OmegaFirst it was the actors; then it was the directors and musicians and TV show staff writers. Now it’s the famous novelists who think comics are the bees knees, as the AP reports. Clues as to state of the loooonnnnggg brewing OMEGA THE UNKNOWN by Jonathan Lethem and Farel Dalrymple (left) are also dropped:

“It was an interesting challenge,” Lethem said. “One of the things I concluded very quickly was that it’s not a written form. My primary task was to provide amazing things for artists to draw.”

The first six issues are in the can, and the series will have a total of 10, like the original, which debuted in 1976. No official release date has been given.


Greg Rucka, Brad Meltzer, Jodi Picoult, Stephen King and Michael Chabon. Meltzer sums up the trend:

Meltzer and his publishers also put excerpts of “Justice League” into the paperback edition of “Book of Fate,” the first time a comic book has appeared in a novel, he says.

He believes the medium shouldn’t matter, as long as the story is good.

“There has just been so much snobbery that has existed with comic books,” he said. “We’ve got to prove that these things are equal.”

1 COMMENT

  1. Which comics did King write? Creepshow?
    And for every Meltzer there’s a Lustbader…
    Did Ray Bradbury ever write for EC, or was his work adapted? And what about Harlan Ellison? hmm?
    Are we seeing the comics equivalent of the writers migration to Hollywood in the 30s?

  2. Farel’s art is so complimentary to Lethem’s style, especially FORTRESS OF SOLITUDE, which makes multiple reference to OMEGA. There’s something undeniably outer-borough Seventies about that image. I can’t wait until this surfaces.

    BTW, you can count Douglas Rushkoff as a sometimes novelist who’s heavily invested in comics now, too: he wrote ECSTASY CLUB and EXIT STRATEGY (known as BULL in some markets) before trying his hand at CLUB ZERO-G and now TESTAMENT.

  3. First time in what way?

    I think they had a few JLA preview pages in the back of Book Of Fate.

    Don’t rightly know if that’s the first time it’s happened, but there you go.

    //Oo/\

  4. Bradbury’s EC stuff were all adaptations, unofficially until he contacted them, as I understand it. But he loved what Al Williamson and others were doing and sanctioned further adaptations.

  5. >>” ‘Book of Fate,’ the first time a comic book has appeared in a novel”
    >
    >First time in what way?

    I suspect that the reporter may have misrepresented the details of the BOOK OF FATE / JUSTICE LEAGUE cross-promotion. As I recall, the comic book included an excerpt from the novel and the paperback edition of the novel included a few back-of-book ads for–but not actual comics excerpts from–Meltzer’s Justice Leage & Identity Crisis comics/graphic novels.

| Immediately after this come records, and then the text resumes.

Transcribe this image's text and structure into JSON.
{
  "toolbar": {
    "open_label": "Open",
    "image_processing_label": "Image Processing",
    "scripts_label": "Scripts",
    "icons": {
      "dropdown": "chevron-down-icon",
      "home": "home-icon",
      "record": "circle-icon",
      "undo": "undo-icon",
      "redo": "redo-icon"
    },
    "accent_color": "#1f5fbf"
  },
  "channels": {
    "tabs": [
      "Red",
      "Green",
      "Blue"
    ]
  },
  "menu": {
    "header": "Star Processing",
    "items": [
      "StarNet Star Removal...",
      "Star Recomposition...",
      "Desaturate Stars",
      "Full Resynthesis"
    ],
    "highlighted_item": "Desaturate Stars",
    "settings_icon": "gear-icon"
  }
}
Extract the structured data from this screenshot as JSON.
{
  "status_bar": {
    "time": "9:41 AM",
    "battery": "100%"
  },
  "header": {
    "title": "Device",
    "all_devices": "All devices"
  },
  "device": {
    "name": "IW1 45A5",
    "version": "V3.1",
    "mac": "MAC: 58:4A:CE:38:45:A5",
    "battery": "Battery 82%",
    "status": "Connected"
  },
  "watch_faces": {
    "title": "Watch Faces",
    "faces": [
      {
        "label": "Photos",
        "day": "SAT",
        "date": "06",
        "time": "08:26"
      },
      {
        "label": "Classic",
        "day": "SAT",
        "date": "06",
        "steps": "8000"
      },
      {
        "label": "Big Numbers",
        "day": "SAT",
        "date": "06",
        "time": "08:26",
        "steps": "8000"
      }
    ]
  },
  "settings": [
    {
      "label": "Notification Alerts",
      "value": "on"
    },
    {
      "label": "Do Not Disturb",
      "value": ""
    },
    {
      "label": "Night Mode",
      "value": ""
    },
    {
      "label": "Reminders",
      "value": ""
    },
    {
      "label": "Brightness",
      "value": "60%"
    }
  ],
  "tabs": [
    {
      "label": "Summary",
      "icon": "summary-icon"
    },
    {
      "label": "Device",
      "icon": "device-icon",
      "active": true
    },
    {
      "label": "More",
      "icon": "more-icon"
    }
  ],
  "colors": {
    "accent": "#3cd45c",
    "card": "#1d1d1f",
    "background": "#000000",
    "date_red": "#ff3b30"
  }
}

    (I recall flipping through the paperback at a bookstore and remember taking note of the backads, but not seeing any actual comics pages. Also, the PW coverage of the promo at http://www.publishersweekly.com/article/CA6437729.html talks about ads, not comics content, being placed in the paperback edition of the novel.)

    As the PW piece says, “..to the best of [Meltzer’s] knowledge, this is the first time comic books have been cross-promoted in a prose bestseller.” Which may very well be true. Still, though it is of course fantastic that DC participated in this cross-promotion, it’s also true that paperback editions of books often contain backads and often those backads are for related products not from the publisher. So this this cross-promotion is indeed great, but it’s not necessarily a fundamental, paradigm-shifting ground-breaking development either.

  6. Plus, it now occurs to me that the BOOK OF FATE paperback actually might not be the first prose bestseller to include advertisement/promotion for a comic book–or if it is, it’s no longer the only one.

    I believe the paperback edition of Laurell K. Hamilton’s Anita Blake novel DANSE MACABRE includes a backad for the Marvel Comics starring Hamilton’s character. BOOK OF FATE includes *more* advertising pages for comics, but there is indeed comics advertising in DANSE MACABRE, too. (I don’t know if there was similar reciprocity where Marvel excerpted the novel in one of its comics, as BOOK OF FATE was done in JUSTICE LEAGUE, so the Meltzer cross-promotion may indeed be more extensive than Hamilton’s.)

    The paperback editions of DANSE MACABRE and BOOK OF FATE were published, I think, around the same time, so although one can certainly work to figure out which came first, it may not be worth getting too invested in doing so.